The uses and benefits ascribed to it are many and varied, and are often shared with related species. Uses of common sage include:
* teas and infusions, which are considered to have a calming effect, to soothe a sore throat and as a digestive agent
* preservative flavourings, for instance of cheese
* as a cooking flavouring, such as in sage and onion stuffing
The common sorrel, or spinach dock, is a perennial herb, which grows abundantly in meadows in most parts of Europe and is cultivated as a leaf vegetable.
In the Caribbean, sorrel typically refers to Jamaican Red Sorrel (Hibiscus sabdariffa). A popular sorrel beverage is widely consumed which is dark red, and has a sweet, spiced flavor. The deep red coloured annual is also used in making tarts and jellies. The fiber is also used by craftspeople.
Common sorrel is a slender plant about 60 cm high, with juicy stems and leaves. It has whorled spikes of reddish-green flowers, which bloom in June and July. The leaves are oblong, the lower ones being 7 to 15 cm in length, slightly arrow-shaped at the base, with very long petioles. The upper ones are sessile, and frequently become crimson.
As the flowers increase in size, they become a purplish colour. The stamens and pistils are on different plants. The seeds, when ripe, are brown and shining. The perennial roots run deeply into the ground
Tarragon (Artemisia dracunculus) is a perennial herb in the family Asteraceae related to wormwood. It is native to a wide area of the Northern Hemisphere from easternmost Europe across central and eastern Asia to western North America, and south to northern India and Mexico. The North American populations may however be naturalised from early human introduction.
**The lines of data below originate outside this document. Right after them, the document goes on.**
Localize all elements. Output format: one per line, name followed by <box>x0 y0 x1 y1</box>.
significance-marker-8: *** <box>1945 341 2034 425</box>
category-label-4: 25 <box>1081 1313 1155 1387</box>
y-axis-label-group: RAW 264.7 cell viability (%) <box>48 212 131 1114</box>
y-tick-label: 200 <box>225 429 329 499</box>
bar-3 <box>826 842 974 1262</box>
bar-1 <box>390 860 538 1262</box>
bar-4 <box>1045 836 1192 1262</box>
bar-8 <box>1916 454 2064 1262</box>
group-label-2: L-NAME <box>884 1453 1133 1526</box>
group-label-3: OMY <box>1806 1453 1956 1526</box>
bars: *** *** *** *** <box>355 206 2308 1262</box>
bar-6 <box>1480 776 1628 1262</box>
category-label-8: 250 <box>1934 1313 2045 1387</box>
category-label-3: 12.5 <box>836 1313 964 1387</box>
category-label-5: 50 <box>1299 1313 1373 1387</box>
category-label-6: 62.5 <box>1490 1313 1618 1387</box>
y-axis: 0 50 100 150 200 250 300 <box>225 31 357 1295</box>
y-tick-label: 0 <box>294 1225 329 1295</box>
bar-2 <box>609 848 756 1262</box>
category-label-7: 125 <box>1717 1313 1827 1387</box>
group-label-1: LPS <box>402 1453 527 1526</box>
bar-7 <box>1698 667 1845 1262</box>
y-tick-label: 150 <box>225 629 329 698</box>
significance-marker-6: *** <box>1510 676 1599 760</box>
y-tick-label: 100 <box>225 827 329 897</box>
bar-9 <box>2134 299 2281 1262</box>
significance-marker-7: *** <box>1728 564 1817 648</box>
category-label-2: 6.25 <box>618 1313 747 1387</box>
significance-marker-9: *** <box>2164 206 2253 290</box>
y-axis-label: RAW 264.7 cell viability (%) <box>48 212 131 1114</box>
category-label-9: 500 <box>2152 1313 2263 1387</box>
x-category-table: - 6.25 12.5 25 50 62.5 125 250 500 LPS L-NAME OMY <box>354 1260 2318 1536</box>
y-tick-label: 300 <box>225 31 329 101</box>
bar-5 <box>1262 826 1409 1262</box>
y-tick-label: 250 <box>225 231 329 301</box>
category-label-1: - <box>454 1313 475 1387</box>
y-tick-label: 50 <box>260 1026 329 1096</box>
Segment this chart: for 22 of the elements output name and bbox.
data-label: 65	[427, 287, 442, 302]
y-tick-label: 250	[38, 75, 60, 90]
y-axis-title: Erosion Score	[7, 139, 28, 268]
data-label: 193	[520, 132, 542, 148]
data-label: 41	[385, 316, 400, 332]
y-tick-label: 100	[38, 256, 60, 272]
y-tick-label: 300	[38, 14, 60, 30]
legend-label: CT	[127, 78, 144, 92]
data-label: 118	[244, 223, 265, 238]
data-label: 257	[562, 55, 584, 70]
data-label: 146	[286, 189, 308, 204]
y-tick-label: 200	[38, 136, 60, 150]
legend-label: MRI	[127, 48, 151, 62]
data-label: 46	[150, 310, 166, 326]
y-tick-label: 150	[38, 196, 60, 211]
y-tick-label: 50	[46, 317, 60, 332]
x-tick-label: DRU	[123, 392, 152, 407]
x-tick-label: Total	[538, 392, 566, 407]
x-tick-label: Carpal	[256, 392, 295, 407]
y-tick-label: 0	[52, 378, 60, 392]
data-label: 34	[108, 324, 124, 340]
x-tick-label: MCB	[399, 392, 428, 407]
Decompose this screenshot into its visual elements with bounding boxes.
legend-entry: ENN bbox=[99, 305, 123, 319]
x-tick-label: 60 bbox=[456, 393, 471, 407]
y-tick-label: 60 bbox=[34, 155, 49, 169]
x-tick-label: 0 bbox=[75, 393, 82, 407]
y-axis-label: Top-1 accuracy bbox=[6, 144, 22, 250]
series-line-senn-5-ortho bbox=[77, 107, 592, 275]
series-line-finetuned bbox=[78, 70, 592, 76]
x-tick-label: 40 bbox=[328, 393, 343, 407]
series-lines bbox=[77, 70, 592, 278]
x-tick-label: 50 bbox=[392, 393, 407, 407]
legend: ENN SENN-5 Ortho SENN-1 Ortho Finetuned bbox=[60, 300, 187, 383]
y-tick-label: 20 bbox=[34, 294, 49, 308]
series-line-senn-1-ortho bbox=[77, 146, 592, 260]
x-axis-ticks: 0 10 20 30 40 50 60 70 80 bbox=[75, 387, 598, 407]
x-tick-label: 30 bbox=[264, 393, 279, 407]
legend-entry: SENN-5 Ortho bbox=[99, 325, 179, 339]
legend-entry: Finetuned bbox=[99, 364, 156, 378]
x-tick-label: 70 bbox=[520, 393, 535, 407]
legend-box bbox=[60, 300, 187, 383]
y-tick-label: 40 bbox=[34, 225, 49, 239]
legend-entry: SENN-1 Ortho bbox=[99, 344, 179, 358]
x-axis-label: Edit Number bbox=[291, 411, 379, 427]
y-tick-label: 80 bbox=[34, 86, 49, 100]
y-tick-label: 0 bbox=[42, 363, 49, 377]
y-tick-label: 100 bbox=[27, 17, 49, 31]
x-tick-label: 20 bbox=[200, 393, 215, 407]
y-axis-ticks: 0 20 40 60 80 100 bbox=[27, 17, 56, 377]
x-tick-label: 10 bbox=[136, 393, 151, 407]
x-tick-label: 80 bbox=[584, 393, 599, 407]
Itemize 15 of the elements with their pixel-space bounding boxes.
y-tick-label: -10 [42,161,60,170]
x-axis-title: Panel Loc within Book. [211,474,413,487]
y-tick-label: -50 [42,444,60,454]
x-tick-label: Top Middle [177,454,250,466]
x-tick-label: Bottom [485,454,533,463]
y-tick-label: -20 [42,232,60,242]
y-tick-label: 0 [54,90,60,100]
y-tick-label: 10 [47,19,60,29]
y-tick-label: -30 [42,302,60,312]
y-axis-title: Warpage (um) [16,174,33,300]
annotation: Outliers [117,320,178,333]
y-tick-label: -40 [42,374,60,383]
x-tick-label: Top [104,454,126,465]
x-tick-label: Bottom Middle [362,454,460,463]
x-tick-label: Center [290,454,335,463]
Tarragon grows to 20-150 cm tall, with slender, branched stems. The leaves are lanceolate, 2-8 cm long and 2-10 mm broad, glossy green, with an entire margin. The flowers are produced in small capitulae 2-4 mm diameter, each capitulum containing up to 40 yellow or greenish-yellow florets.
Tarragon has a spicy flavour reminiscent of anise. French tarragon is the variety generally considered best for the kitchen, but cannot be grown from seed.
Thyme (Thymus) is a genus of about 350 species of aromatic perennial herbs and sub-shrubs to 40 cm tall, in the Family Lamiaceae and native to Europe, North Africa and Asia. A number of species has some chemotypes. The stems tend to be narrow or even wiry; the leaves are evergreen in most species, arranged in opposite pairs, oval, entire, and small, 4-20 mm long. The flowers are in dense terminal heads, with an uneven calyx, with the upper lip three-lobed, and the lower cleft; the corolla is tubular, 4-10 mm long, and white, pink or purple.
Common Thyme or Garden Thyme, T. vulgaris is a commonly used culinary herb. It is a Mediterranean perennial which is best suited to well-drained soils and enjoys full sun.